Verbeelding betekent dat je door goed te kijken naar een gegeven situatie, daarin nieuwe mogelijkheden kunt ontdekken. De verbeelding helpt ons om het feitelijke in het licht van het mogelijke te zien. Dat stelt ons in staat voorstellingen te maken van een andere, betere werkelijkheid – niet als vlucht uit, maar als potentie van wat is. Pas als we daar een duidelijk beeld van hebben, zullen we bereid zijn veranderingen na te streven in ons handelen. Verbeelding is zo de voorwaarde voor persoonlijke en maatschappelijke transformatie.
Ik denk inderdaad dat we in deze coronacrisis onze verbeelding nodig hebben. We zijn hardhandig stilgezet in onze vertrouwde manier van leven. Dat roept gemis op, maar maakt ook een nieuw begin mogelijk. Het is pijnlijk wanneer de routines en vanzelfsprekendheden doorbroken worden, maar het geeft ruimte voor reflectie.

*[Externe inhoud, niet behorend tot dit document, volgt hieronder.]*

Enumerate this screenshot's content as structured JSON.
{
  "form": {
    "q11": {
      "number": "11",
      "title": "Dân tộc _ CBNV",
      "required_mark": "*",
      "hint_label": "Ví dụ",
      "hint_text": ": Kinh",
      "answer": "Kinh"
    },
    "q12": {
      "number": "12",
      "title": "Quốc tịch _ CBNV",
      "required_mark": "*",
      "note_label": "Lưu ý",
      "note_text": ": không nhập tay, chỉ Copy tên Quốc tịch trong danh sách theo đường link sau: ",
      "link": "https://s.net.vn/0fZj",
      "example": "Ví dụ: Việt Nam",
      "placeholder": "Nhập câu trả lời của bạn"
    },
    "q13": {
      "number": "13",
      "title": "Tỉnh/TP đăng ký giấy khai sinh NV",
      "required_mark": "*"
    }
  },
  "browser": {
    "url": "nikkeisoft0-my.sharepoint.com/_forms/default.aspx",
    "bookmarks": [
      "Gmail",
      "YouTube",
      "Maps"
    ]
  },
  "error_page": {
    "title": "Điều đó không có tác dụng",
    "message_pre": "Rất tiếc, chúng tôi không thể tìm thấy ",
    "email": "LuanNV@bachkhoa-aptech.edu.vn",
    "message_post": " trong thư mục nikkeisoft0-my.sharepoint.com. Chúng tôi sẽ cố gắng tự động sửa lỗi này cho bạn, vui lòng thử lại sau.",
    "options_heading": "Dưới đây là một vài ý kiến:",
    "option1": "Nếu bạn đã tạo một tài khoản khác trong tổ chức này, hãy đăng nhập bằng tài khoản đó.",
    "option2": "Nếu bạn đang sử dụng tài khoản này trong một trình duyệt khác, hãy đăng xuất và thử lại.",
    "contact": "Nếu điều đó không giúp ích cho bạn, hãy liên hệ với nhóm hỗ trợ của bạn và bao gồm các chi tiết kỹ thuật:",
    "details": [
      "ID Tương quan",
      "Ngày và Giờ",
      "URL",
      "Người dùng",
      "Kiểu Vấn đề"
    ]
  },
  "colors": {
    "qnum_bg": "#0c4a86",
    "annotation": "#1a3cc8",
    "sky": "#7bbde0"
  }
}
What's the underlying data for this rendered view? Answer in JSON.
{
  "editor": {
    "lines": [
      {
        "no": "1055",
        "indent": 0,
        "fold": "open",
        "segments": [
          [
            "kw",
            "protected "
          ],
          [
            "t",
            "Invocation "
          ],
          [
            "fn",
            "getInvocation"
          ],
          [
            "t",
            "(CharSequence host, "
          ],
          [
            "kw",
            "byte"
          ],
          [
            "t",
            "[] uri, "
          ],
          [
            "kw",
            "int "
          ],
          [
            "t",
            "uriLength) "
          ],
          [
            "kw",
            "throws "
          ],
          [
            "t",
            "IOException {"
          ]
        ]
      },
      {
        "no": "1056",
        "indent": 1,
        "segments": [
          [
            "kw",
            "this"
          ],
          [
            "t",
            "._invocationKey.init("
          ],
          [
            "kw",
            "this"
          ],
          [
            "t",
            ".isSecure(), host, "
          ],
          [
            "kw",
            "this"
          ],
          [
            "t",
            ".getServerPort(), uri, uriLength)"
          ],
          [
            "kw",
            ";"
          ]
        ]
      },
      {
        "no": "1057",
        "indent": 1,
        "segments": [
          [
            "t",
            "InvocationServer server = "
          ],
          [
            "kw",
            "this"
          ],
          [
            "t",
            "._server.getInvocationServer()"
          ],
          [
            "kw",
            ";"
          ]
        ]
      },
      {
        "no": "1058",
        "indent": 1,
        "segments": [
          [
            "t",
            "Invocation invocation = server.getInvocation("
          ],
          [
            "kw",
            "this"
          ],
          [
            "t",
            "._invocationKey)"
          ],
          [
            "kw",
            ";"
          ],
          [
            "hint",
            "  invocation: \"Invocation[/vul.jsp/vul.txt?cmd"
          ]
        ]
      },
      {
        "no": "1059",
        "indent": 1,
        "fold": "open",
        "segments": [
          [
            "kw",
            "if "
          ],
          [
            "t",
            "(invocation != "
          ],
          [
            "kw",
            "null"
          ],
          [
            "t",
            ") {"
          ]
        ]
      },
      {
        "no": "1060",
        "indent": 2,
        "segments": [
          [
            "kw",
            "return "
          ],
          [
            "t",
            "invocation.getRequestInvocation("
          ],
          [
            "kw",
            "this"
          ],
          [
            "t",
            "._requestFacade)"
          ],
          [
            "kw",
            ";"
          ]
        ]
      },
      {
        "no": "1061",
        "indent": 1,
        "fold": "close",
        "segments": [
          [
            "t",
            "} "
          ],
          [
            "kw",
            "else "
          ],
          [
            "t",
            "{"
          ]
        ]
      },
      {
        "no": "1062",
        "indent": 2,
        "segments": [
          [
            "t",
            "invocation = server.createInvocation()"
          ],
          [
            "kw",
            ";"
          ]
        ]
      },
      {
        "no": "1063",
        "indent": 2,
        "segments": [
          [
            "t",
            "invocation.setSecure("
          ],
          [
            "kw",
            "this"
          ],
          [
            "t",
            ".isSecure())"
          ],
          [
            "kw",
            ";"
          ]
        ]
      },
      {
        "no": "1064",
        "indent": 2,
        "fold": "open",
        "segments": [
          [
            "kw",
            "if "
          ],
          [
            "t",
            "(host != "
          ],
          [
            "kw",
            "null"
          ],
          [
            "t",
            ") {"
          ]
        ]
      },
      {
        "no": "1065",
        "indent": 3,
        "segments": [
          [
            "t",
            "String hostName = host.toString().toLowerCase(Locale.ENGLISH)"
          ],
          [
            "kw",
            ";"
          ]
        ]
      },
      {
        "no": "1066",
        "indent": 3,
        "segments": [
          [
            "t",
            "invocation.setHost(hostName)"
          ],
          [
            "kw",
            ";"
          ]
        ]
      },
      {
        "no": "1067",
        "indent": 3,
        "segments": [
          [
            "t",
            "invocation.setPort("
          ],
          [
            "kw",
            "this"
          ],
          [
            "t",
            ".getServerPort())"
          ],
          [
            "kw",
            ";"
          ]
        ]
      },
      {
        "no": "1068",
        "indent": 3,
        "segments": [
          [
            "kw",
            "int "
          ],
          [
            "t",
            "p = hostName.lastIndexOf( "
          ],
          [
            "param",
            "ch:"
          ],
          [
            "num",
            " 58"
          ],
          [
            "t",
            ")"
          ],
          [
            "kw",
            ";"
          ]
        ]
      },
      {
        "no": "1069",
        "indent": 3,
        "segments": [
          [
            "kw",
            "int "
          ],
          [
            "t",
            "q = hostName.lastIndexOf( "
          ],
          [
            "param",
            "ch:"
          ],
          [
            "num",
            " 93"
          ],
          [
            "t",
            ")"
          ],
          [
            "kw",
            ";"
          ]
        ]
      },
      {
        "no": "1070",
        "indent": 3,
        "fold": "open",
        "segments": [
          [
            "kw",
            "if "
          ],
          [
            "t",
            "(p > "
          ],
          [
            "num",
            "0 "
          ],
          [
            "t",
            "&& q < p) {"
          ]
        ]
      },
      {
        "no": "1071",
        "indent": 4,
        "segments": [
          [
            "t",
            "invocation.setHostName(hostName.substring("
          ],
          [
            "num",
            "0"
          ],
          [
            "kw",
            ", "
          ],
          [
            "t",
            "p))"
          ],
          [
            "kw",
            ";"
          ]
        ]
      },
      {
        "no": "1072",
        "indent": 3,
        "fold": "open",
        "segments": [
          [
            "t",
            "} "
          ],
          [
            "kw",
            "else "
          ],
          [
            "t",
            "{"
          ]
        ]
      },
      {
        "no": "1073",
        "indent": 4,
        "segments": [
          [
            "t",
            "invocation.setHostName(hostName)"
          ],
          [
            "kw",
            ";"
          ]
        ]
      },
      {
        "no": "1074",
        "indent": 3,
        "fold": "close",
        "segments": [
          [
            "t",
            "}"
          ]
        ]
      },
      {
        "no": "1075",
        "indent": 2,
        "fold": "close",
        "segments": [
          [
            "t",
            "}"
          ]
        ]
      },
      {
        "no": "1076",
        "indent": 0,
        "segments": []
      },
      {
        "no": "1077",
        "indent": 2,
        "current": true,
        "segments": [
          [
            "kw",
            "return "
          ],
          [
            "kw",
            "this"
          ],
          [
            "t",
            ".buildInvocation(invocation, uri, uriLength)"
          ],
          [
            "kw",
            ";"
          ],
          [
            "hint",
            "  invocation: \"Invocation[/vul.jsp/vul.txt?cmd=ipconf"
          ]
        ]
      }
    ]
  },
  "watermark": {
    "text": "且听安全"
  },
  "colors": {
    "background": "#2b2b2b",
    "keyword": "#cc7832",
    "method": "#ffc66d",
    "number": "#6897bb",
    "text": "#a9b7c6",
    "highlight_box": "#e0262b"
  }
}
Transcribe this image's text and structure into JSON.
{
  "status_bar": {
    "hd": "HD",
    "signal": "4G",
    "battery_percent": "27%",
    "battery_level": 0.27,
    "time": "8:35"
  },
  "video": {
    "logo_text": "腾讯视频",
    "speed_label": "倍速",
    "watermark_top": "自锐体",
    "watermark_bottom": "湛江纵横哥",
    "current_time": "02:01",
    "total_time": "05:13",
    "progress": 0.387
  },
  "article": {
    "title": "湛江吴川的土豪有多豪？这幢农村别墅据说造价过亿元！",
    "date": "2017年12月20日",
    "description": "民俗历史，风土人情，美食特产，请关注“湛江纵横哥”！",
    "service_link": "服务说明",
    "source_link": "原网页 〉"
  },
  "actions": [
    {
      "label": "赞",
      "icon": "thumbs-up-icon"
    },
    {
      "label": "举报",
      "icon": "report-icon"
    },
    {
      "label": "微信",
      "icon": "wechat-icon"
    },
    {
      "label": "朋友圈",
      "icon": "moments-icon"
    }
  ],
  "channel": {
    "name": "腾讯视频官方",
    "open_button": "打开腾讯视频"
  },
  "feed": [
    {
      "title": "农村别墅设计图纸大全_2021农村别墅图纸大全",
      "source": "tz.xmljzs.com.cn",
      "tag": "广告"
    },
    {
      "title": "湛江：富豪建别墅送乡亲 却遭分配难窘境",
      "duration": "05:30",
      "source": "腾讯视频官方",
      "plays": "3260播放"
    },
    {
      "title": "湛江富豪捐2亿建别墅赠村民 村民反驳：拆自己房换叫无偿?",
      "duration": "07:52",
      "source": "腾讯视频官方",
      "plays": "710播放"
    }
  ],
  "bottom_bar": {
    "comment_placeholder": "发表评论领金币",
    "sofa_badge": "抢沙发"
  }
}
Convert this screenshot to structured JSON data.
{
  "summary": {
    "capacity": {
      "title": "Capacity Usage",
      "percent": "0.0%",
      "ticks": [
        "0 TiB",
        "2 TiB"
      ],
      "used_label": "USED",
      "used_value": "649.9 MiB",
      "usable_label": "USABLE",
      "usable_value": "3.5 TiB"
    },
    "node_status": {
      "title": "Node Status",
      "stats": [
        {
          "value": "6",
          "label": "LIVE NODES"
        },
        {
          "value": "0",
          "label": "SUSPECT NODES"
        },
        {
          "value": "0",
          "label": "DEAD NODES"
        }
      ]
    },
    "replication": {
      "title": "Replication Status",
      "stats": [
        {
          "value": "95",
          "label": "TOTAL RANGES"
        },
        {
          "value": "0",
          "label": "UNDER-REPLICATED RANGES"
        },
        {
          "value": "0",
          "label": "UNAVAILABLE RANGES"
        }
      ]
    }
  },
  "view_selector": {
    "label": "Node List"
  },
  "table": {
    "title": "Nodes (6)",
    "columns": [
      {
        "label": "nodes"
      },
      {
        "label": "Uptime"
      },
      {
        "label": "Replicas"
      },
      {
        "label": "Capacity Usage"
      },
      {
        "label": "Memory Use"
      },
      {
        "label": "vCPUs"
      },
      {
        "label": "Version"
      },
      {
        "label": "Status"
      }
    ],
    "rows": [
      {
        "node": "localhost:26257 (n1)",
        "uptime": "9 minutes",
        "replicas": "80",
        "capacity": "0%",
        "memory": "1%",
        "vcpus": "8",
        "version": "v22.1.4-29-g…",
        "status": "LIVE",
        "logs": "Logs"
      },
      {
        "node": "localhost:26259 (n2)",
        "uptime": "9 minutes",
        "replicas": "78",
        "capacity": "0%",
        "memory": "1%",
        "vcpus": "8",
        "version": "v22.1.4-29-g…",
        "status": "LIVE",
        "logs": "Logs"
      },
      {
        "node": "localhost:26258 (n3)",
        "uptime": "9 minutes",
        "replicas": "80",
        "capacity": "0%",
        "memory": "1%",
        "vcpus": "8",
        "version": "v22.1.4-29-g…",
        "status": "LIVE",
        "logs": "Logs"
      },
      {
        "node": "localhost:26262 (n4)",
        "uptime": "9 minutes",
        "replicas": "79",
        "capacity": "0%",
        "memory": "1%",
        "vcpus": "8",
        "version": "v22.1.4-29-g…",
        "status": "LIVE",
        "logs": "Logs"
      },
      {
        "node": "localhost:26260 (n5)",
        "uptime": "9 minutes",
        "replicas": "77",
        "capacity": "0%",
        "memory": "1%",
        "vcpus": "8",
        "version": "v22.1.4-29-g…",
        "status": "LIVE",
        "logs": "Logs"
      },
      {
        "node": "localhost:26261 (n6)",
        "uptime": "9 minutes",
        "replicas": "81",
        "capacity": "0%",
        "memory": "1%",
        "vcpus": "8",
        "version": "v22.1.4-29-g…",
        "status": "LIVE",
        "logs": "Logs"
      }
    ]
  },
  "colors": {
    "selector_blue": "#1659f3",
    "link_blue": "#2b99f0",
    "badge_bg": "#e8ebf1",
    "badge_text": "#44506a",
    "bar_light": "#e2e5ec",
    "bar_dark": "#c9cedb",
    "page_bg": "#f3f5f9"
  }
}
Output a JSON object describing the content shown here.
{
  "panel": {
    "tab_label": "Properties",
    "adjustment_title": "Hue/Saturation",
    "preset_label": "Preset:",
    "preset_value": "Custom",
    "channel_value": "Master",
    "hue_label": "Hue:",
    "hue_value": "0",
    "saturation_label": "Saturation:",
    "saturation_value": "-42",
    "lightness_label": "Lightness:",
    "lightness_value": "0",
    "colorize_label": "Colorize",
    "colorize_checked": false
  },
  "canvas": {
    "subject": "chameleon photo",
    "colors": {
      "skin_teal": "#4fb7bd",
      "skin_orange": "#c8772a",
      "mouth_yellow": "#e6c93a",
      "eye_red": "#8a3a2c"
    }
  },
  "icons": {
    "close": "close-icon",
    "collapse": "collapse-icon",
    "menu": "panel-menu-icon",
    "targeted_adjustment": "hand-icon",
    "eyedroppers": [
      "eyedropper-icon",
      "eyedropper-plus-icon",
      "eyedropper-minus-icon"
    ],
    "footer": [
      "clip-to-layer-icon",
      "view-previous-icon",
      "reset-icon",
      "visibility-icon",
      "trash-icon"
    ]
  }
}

Wil ik terug naar mijn oude werksituatie? Pakken we onze vervuilende activiteiten straks weer gewoon op? We kunnen onze verbeelding inzetten om tot andere opties te komen. Toch zien we dat verbeeldingskracht een tweesnijdend zwaard is. De pandemie biedt een rijke voedingsbodem voor complottheorieën. Ook die van zijn vrucht van de verbeelding, die gemakkelijk met ons op de loop gaat.
Hoop en angst
Ik maak onderscheid tussen verbeelding die gevoed wordt door hoop en verbeelding die gevoed wordt door angst. Hoop is iets anders dan een optimistische overtuiging dat het wel goed zal komen. Hoop werkt eerder tegen beter weten in: juist waar de situatie onmogelijk lijkt, kan de tegendraadse hoop een nieuw perspectief zichtbaar maken. Hoop is gericht op het nog-niet en moet vergezeld blijven gaan van twijfel. Is dit echt de goede weg? Zien we geen belangen over het hoofd die geschaad worden als we deze koers inslaan?
Die twijfel ontbreekt waar verbeelding gevoed wordt door angst, bijvoorbeeld de angst dat we onze vertrouwde manier van leven verliezen. We klampen ons dan vast aan wat onze belangen lijkt veilig te stellen. Verbeelding komt in het teken te staan van de dictatuur van de zekerheid. Onze eigen voorstelling van een gewenste toekomst wordt een bubbel waarin we alleen gelijkgezinden toelaten.
Kunst en religie
Kunst en religie zijn bij uitstek domeinen van de verbeeldingskracht, en ook zij kunnen gevoed worden door angst of door hoop. Waar hoop leidend is, openen kunst en religie het zicht op een nieuw begin, dat geen enkele garantie biedt op succes. We kunnen alleen experimenterend op weg gaan om het een kans te geven, in al onze twijfel en onzekerheid. We kunnen ons laten leiden door een verbeelding die ons voorstellingen influistert van hoe het ook kan zijn. De zachte stem van de hoop wordt gemakkelijk overschreeuwd door die van de angst.
Maar we hebben de keuze om goed te luisteren en aandachtig te kijken naar tekenen van iets nieuws, ook in de huidige onmogelijke situatie. We kunnen zelf zo’n teken te stellen: een aarzelend woord, een voorzichtig gebaar, een eerste stap naar een andere manier van leven. Een verbeeldingsvol teken, gevoed door de hoop. Waar kunst en religie ons daartoe inspireren, blijkt hun onmisbare waarde in crisissituaties.